Leviticus Waiting

By Rabbi Jane Kanarek, PhD
rabbi jane kanarek

Parashat Tazria-Metzora (Leviticus 12:1-15:33)

Tazria-Metzora describes a series of incomprehensible plagues, ones that affect skin, clothes, and homes. Skin erupts with scaly white affections, clothes and walls become streaked with green and red. The procedure for a person with a skin affection involves examination by a priest, isolation, and when healed, sacrifices, washing and eventually full reintegration into the community.

In the book of Leviticus, this skin disease appears to be a matter of the world—something that anyone could potentially suffer. Skin disease is simply something that happens to our bodies; our job is to respond to with a particular procedural rite.

In the book of Numbers, though, this skin disease becomes a punishment for a moral failing. When Miriam and Aaron speak out against Moses for his marriage to a Cushite woman, God punishes Miriam more severely by inflicting her with skin disease. Rabbinic tradition both condemns and justifies her action: on the one hand, she commits the sin of slander; on the other hand she speaks up for Moses’ wife Zipporah, condemning Moses for separating from her and refusing to engage in sexual intercourse with her. Aaron intercedes with Moses, asking for mercy for his sister, and Moses in turn intercedes with God, saying: “Please God, heal her” (Numbers 12:13). Nevertheless, God commands that Miriam be sent out of the camp for seven days, isolated from the people, who wait for her until she is readmitted.

This waiting and this isolation, though, is not new for Miriam. When her mother, Yoheved, hides her brother Moses in a basket in the Nile River, Miriam waits there alone, watching to see what will happen to her brother. For however long she remains at the Nile, perhaps she also imagines herself protecting him. She, it appears, is one who knows when it is time to be alone and how that aloneness will serve her people.
But Miriam also knows that isolation is insufficient. When Pharaoh’s daughter rescues the baby, Miriam approaches her and offers Yoheved as a wet nurse. She returns her brother to his mother. When Israel survives the crossing of the Reed Sea, Miriam leads the women in song and dance, timbrel in hand. She is in their midst, teaching celebration.

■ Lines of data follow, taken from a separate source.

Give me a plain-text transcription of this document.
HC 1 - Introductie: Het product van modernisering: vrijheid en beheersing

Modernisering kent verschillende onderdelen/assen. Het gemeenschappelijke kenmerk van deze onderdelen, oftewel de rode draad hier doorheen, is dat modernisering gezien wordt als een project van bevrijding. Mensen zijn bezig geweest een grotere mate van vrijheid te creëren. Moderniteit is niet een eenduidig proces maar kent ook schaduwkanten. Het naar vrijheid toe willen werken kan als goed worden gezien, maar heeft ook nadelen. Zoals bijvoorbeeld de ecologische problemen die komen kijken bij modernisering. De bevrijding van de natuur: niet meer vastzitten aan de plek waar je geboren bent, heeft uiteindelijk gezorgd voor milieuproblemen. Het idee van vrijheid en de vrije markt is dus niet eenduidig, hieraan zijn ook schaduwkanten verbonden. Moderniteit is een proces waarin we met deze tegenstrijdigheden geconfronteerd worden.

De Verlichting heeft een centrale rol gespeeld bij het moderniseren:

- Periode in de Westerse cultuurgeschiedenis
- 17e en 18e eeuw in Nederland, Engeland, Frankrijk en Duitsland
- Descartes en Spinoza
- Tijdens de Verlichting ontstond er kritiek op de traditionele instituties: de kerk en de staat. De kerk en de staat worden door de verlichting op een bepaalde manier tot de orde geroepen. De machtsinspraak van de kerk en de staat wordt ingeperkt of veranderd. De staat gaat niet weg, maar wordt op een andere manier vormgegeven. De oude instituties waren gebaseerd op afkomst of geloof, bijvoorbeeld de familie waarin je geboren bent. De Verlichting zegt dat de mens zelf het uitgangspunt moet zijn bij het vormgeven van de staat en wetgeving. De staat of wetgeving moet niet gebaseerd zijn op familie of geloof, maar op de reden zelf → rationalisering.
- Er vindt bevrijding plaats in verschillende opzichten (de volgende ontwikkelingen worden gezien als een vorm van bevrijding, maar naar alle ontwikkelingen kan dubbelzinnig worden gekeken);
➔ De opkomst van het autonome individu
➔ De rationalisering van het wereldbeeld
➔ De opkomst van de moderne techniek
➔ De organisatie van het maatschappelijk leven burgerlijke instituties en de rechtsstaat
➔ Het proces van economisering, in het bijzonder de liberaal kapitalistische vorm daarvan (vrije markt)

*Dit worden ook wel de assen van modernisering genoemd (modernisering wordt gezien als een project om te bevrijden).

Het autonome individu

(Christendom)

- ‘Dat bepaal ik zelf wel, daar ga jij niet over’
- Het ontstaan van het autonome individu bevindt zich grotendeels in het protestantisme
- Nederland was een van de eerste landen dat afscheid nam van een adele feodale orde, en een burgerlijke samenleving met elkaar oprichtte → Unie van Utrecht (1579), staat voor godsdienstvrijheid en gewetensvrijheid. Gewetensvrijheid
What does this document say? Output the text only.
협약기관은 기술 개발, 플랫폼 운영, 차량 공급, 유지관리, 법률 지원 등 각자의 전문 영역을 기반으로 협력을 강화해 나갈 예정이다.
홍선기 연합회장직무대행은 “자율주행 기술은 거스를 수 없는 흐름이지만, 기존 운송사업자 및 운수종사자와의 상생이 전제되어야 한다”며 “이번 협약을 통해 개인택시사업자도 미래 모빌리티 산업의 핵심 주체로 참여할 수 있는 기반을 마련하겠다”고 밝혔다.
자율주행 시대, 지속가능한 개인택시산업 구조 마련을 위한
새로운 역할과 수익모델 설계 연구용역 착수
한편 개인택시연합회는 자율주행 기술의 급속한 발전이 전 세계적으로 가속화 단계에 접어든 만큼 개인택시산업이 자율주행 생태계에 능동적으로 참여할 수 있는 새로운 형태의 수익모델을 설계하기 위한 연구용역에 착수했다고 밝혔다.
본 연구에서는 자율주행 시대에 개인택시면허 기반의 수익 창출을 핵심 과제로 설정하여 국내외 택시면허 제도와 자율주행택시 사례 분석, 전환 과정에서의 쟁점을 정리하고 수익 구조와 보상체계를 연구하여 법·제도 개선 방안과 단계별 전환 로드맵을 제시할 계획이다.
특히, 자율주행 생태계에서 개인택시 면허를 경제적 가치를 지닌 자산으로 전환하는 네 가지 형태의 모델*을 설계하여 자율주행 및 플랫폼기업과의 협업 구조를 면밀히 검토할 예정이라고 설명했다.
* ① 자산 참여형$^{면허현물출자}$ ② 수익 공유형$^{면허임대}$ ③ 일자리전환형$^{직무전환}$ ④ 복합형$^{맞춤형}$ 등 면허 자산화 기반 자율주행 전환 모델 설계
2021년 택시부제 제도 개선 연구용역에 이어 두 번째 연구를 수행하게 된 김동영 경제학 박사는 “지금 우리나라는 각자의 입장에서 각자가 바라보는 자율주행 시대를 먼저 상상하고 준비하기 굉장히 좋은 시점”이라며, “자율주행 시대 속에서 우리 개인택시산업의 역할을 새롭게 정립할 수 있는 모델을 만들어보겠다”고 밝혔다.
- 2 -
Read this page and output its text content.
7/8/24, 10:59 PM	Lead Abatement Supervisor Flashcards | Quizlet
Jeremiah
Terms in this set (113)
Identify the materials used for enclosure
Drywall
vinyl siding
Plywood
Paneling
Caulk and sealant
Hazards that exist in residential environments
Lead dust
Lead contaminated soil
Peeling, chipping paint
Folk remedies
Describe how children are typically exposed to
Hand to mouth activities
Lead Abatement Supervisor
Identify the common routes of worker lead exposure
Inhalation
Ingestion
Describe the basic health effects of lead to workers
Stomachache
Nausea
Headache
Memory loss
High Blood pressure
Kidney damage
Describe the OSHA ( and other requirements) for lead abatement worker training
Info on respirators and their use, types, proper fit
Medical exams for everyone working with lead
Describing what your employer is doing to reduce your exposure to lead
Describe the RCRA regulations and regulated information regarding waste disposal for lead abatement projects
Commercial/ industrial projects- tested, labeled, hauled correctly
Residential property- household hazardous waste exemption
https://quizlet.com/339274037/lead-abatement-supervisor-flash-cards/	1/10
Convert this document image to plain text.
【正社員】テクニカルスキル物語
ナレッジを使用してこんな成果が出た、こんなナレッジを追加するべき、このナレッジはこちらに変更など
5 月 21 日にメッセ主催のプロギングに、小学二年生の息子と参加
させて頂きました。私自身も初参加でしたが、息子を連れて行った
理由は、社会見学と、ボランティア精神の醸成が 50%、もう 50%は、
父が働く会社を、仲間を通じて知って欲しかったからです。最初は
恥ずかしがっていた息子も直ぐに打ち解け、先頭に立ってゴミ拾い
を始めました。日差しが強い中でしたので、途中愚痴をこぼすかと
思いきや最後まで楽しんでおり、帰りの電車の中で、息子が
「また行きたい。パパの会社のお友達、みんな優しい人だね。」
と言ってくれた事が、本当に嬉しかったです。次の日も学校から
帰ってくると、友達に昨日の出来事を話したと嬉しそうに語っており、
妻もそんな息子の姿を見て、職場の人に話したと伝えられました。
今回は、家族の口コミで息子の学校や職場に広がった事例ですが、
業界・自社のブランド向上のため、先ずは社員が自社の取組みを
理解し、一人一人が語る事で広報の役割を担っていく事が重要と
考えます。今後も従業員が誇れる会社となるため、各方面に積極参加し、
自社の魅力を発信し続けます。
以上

I keep Miriam with me as a reminder that isolation can be redemptive; that we can follow the procedures of waiting and that others will wait for and with us; and that we will once again be able to dance and celebrate in the midst of family, friends, and community.


Rabbi Jane Kanarek is Associate Dean for Academic Development and Advising and Professor of Rabbinics at Hebrew College in Newton Centre, MA.